No więc tak. Po pierwsze, skoro wszyscy członkowie rodziny (kobiety też?) byli żeglażami, a istnieją już szkoły rakietowe, to znaczy, iż akcja rozgrywa się w czasach, w których szkoły rakietowe są na porządku dziennym. A więc nie ma sensu eksponować zdziwienia rodziny na punkcie decyzji podmiotu o pójściu do szkoły rakietowej, boż to pewnie tatuś też tam był ! Myślisz, że wszyscy pływali na tankowcach po Bałtyku, aż tu nagle hop-siup! powstały szkoły rakietowe i młodziaszek Pirx zapisał sięna pierwszy nabór?
Po drugie: jak kogoś może pociągać nieskończona pustka ?? Może kogoś pociągać nieskończoność, nieograniczoność wszechświata, ale skoro jest pusty (jak położyłeś) to znaczy, że nic tam nie ma. Cóż więc miałoby ludzi pociągać? Równie dobrze można się zamknąć w opróżnionym z wody basenie na noc, nago, z zimną parówką w jednej ręce, i telefonem komórkowym w drugiej. Można napawać się nicością, zagryzając parówę, po czym spanikować po pięciu godzinach (kto wytrzyma dłużej) i zadzwonić po mamusię.
- Oczywiście nie wzbudziło to entuzjazmu wśród moich krenych. Tłumaczyłem, że z pewnego punktu widzenia też jestem żeglarzem.

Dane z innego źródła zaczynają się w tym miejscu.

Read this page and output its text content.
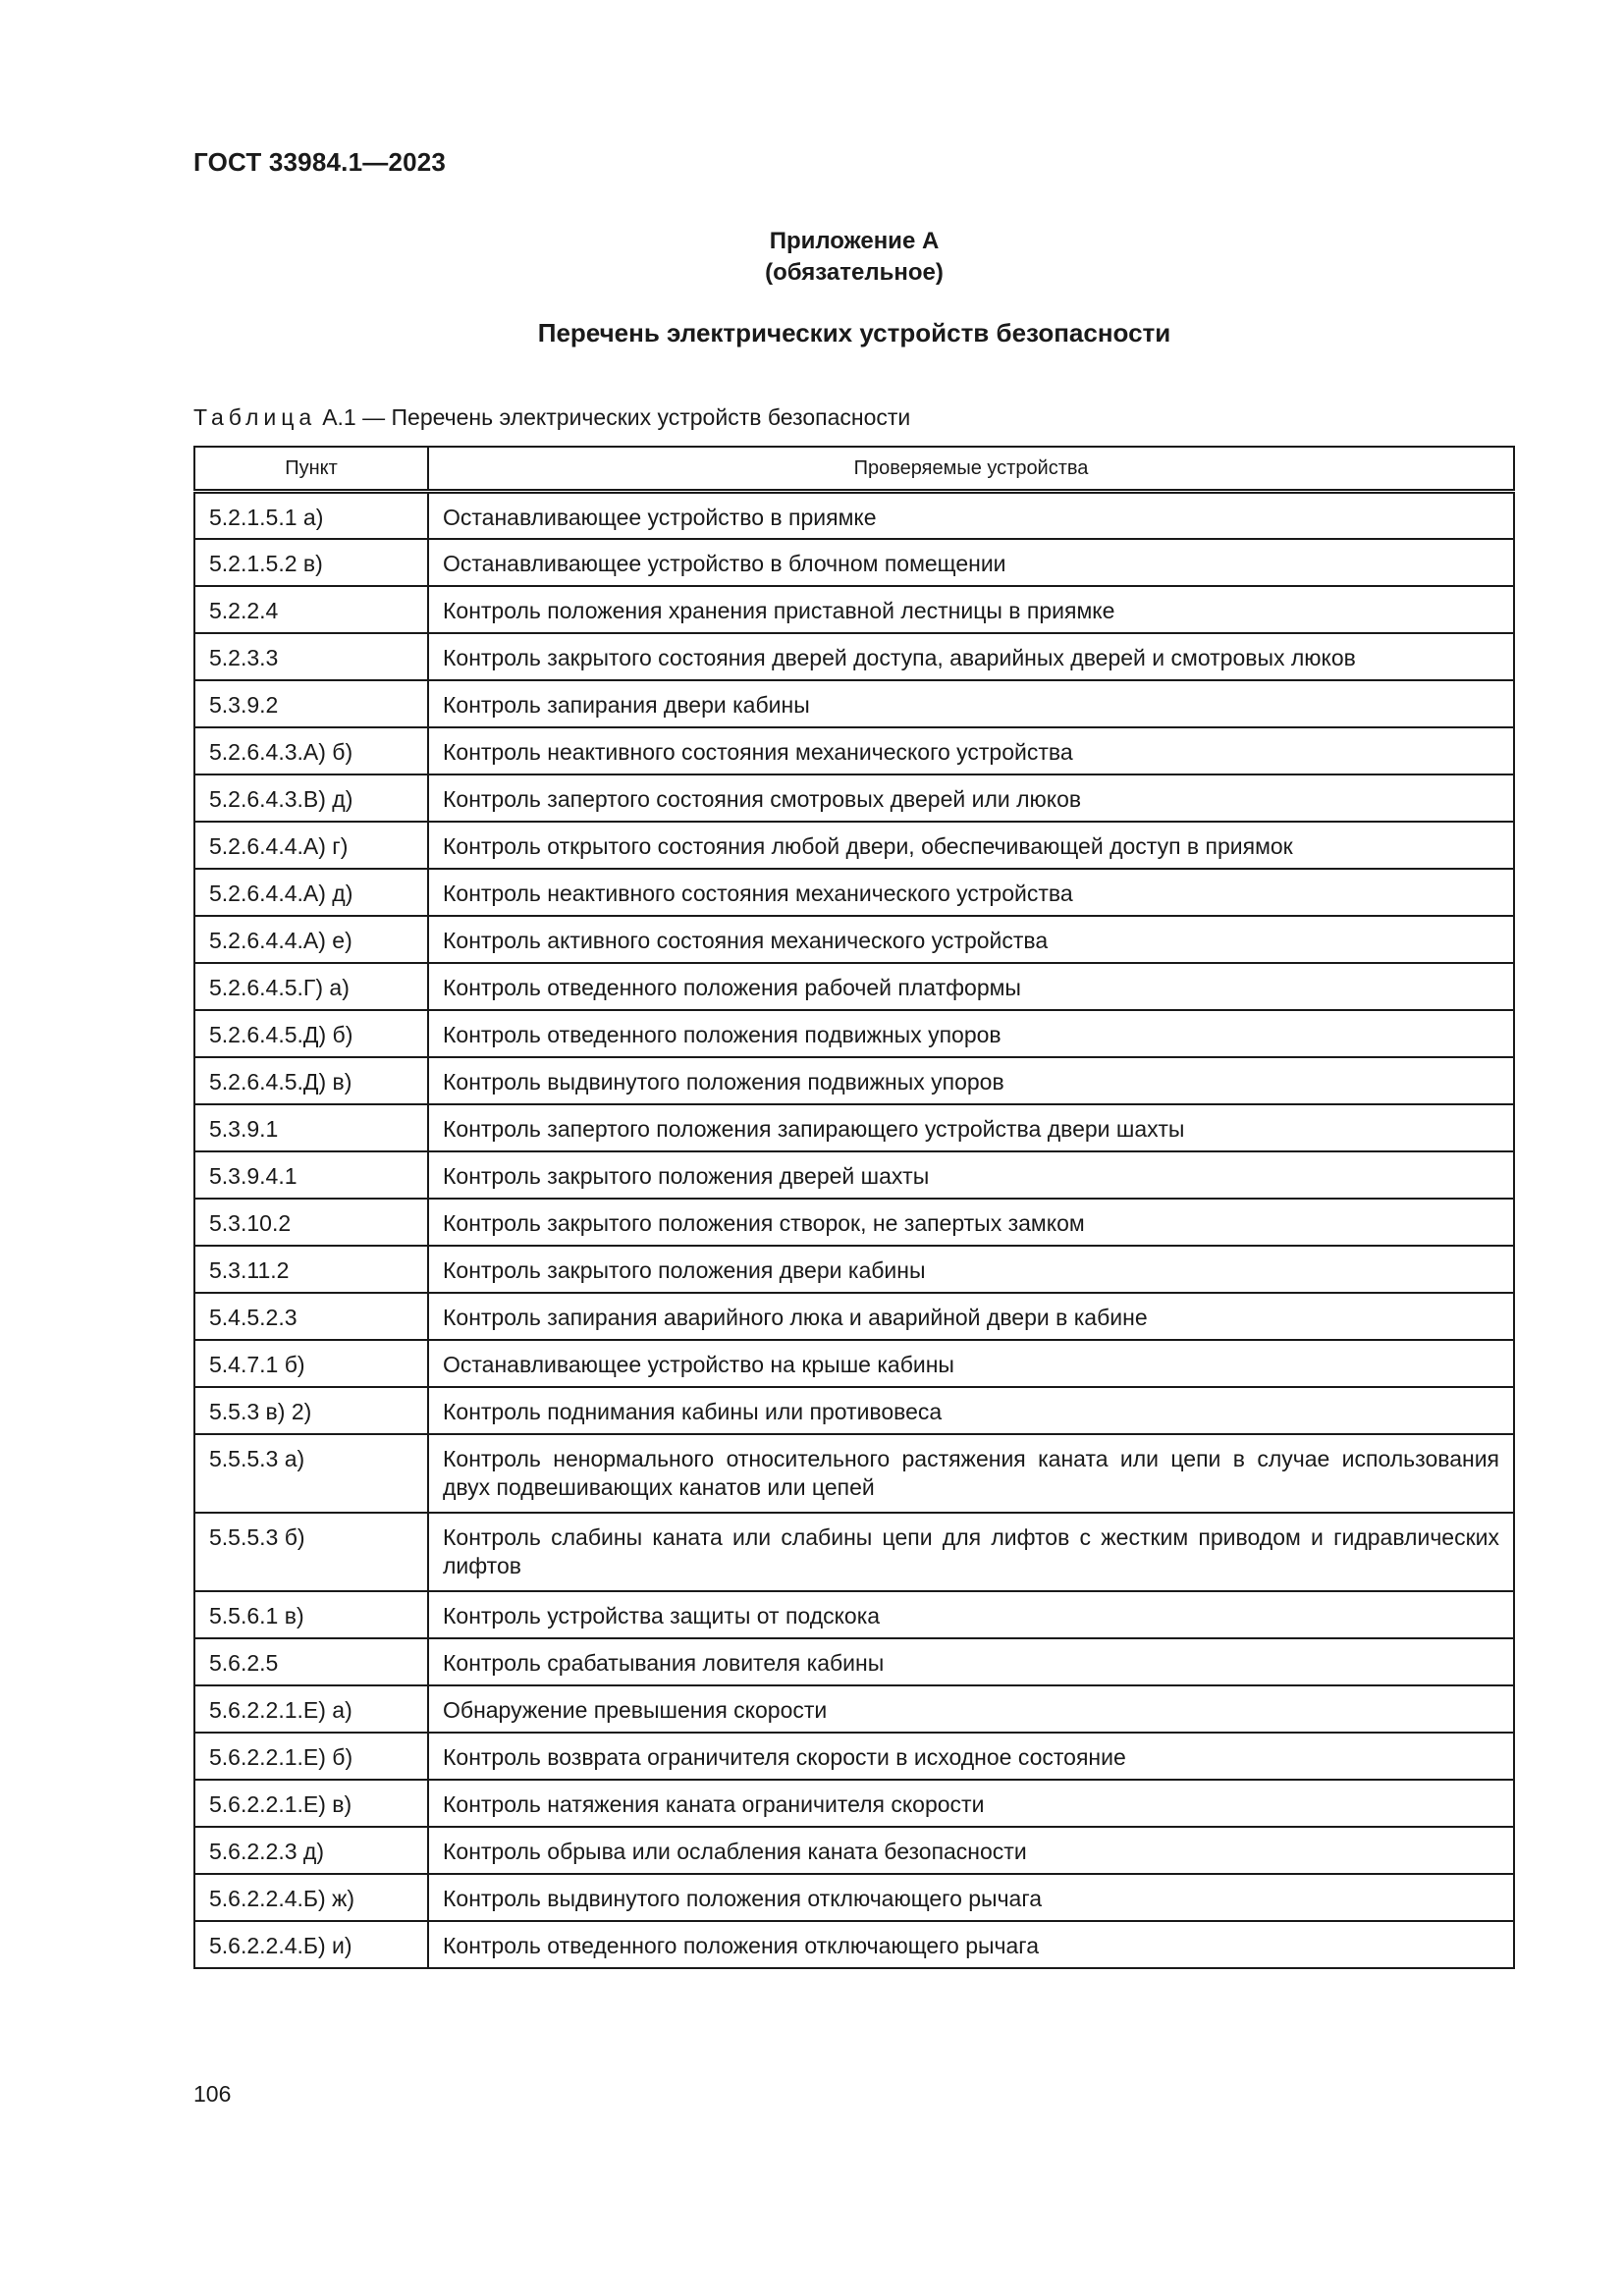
ГОСТ 33984.1—2023
Приложение А
(обязательное)
Перечень электрических устройств безопасности
Таблица А.1 — Перечень электрических устройств безопасности
Пункт	Проверяемые устройства
5.2.1.5.1 а)	Останавливающее устройство в приямке
5.2.1.5.2 в)	Останавливающее устройство в блочном помещении
5.2.2.4	Контроль положения хранения приставной лестницы в приямке
5.2.3.3	Контроль закрытого состояния дверей доступа, аварийных дверей и смотровых люков
5.3.9.2	Контроль запирания двери кабины
5.2.6.4.3.А) б)	Контроль неактивного состояния механического устройства
5.2.6.4.3.В) д)	Контроль запертого состояния смотровых дверей или люков
5.2.6.4.4.А) г)	Контроль открытого состояния любой двери, обеспечивающей доступ в приямок
5.2.6.4.4.А) д)	Контроль неактивного состояния механического устройства
5.2.6.4.4.А) е)	Контроль активного состояния механического устройства
5.2.6.4.5.Г) а)	Контроль отведенного положения рабочей платформы
5.2.6.4.5.Д) б)	Контроль отведенного положения подвижных упоров
5.2.6.4.5.Д) в)	Контроль выдвинутого положения подвижных упоров
5.3.9.1	Контроль запертого положения запирающего устройства двери шахты
5.3.9.4.1	Контроль закрытого положения дверей шахты
5.3.10.2	Контроль закрытого положения створок, не запертых замком
5.3.11.2	Контроль закрытого положения двери кабины
5.4.5.2.3	Контроль запирания аварийного люка и аварийной двери в кабине
5.4.7.1 б)	Останавливающее устройство на крыше кабины
5.5.3 в) 2)	Контроль поднимания кабины или противовеса
5.5.5.3 а)	Контроль ненормального относительного растяжения каната или цепи в случае использования двух подвешивающих канатов или цепей
5.5.5.3 б)	Контроль слабины каната или слабины цепи для лифтов с жестким приводом и гидравлических лифтов
5.5.6.1 в)	Контроль устройства защиты от подскока
5.6.2.5	Контроль срабатывания ловителя кабины
5.6.2.2.1.Е) а)	Обнаружение превышения скорости
5.6.2.2.1.Е) б)	Контроль возврата ограничителя скорости в исходное состояние
5.6.2.2.1.Е) в)	Контроль натяжения каната ограничителя скорости
5.6.2.2.3 д)	Контроль обрыва или ослабления каната безопасности
5.6.2.2.4.Б) ж)	Контроль выдвинутого положения отключающего рычага
5.6.2.2.4.Б) и)	Контроль отведенного положения отключающего рычага
106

Jak wyżej. Co, oni nie wiedzą, że można latać rakietami? Pewnie sami latają. Myślisz, że naprawdę rodzina żeglarzy przyszłości zdenerwowałaby się słysząc, że młode Pirksiątko wysiąka w przestrzeń? Staaary. Oni by to mieli gdzieś. Na Alaskę, czy na Księżyc, niech se toto leci/płynie, Bóg prowadź.
- Jak bowiem inaczej może się poruszać statek kosmiczny bez żagla laserowego?
Jak mówiła prof. Umbridge: Ekhem, ehem.. A jak mawiają mechanicy rowerowi: co to za nadwyżkowa szprycha? Żagiel laserowy? Jak może się poruszać statek? Ależ to przeca Chińczycy dwa tysiące lat temu opatentowali.
Piszesz, że ,,opowiadanie Terminusa'' jest za poważne, i takie to a takie. No to nie ma sprawy: dopisz doń coś śmiesznego, nikt się przed cyberiadopodobnymi eskapadami nie wzbrania !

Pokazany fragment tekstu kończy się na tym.